Noch ein weiter Weg zur Verkehrswende

Mobilitätsatlas von VCD und Böll-Stiftung zeigt den Stand der Dinge

Titelblatt des Mobilitätsatlas. © Foto: Atlas Manufaktur Bartz/Stockmar

Berlin, 05. November 2019 (ssl) „Flächengerechtigkeit“ lautet ein neues buzzword im Zusammenhang mit der aus Gründen des Klimaschutzes und der Fehlentwicklungen in Sachen Mobilität gewünschten Verkehrswende. Was es damit auf sich hat und wo „wir“ auf dem Weg zu einer vernunftgesteuerten Mobilität stehen, fasst der Mobilitätsatlas zusammen, den die Heinrich-Böll-Stiftung und der Verkehrsclub Deutschland (VCD) am Dienstag (5. November) in Berlin vorstellten.

Wer kennt nicht die Diskussionen, in denen es irgendwann an sachlichen Argumenten fehlt, wenn es um den Umweltaspekt des Verkehrs geht? Der Mobilitätsatlas schafft da Abhilfe, indem er wesentliche Daten und Fakten sowie bereits erprobte (und teils vom Scheitern bedrohte) Modelle umweltfreundlicherer Mobilität in einer Publikation zusammenfasst.

Es gehe darum, die Diskussion „mit Fakten zu füttern“, begründet etwa die Vorständin der Heinrich-Böll-Stiftung, Ellen Überschär, das Projekt, das sich in die bisherigen „Atlanten“-Projekte der den Grünen nahen Organisation einreiht. Reichlich Statistik und Grafik hilft beispielsweise bei der Diskussion um die Umwelt- und Klimabilanz von Elektroautos, die „erst“ ab 150.000 Kilometer Laufleistung ihren Vorteil gegenüber Verbrennern wirklich ausspielen. Ja, und? Das bedeutet immerhin, dass sie spätestens ab 150.001 Kilometer eine bessere Bilanz aufweisen – eine Laufleistung, die bei normal genutzten Fahrzeugen drin sein muss.

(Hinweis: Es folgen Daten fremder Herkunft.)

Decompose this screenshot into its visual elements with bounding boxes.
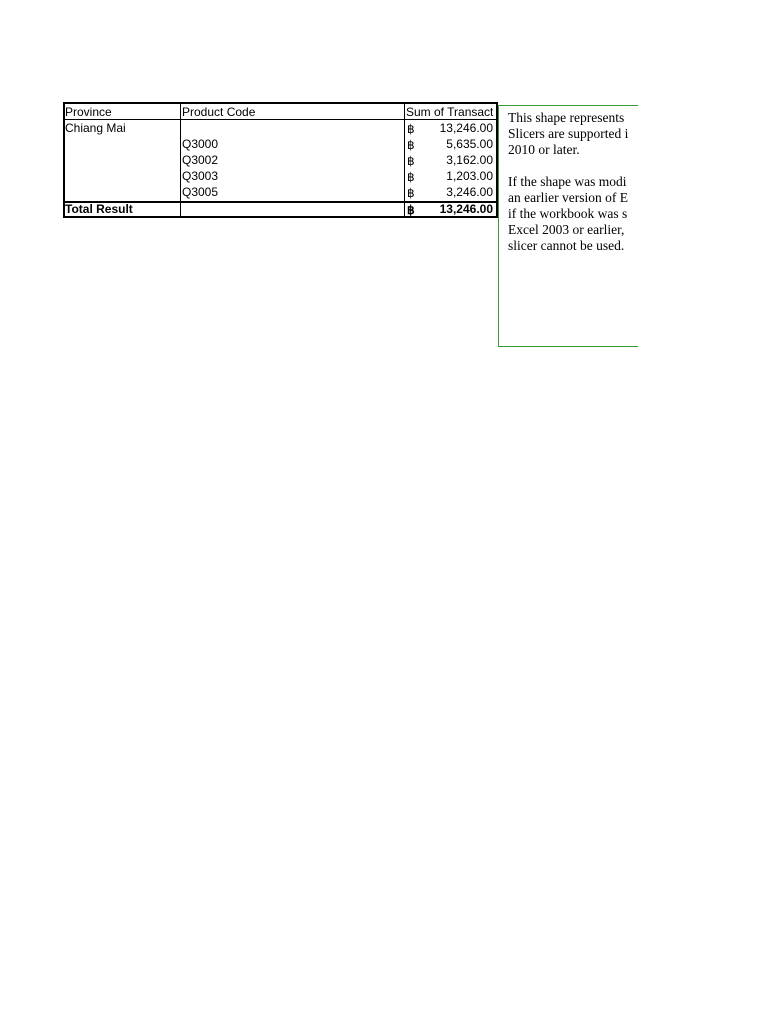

Platzbedarf der Verkehrsträger. ©Bartz/Stockmar, CC BY 4.0

Die eingangs erwähnte „Flächengerechtigkeit“ nimmt viel Raum im Atlas ein. Das viel öffentlichen Raum wegnehmende Auto wird gerade in der Stadt vergleichsweise ineffizient genutzt. Es steht meist nur herum, im Stau, auf Parkplätzen oder in Park- und Halteverbot, und schränkt den Freiraum anderer Mobilitätslösungen ein. Selbst wenn es fährt, wird seine Passagierkapazität nur selten voll ausgenutzt. Soweit es nicht elektrisch angetrieben wird, trägt es auch noch zu Luftverschmutzung und CO2-Ausstoß bei. In Berlin beispielsweise werden 13 Prozent aller Wege mit dem Fahrrad erledigt, der Verkehrsraum für Fahrräder nimmt aber nur drei Prozent der Verkehrsfläche ein. Das halten Böll-Stiftung und VCD für ungerecht.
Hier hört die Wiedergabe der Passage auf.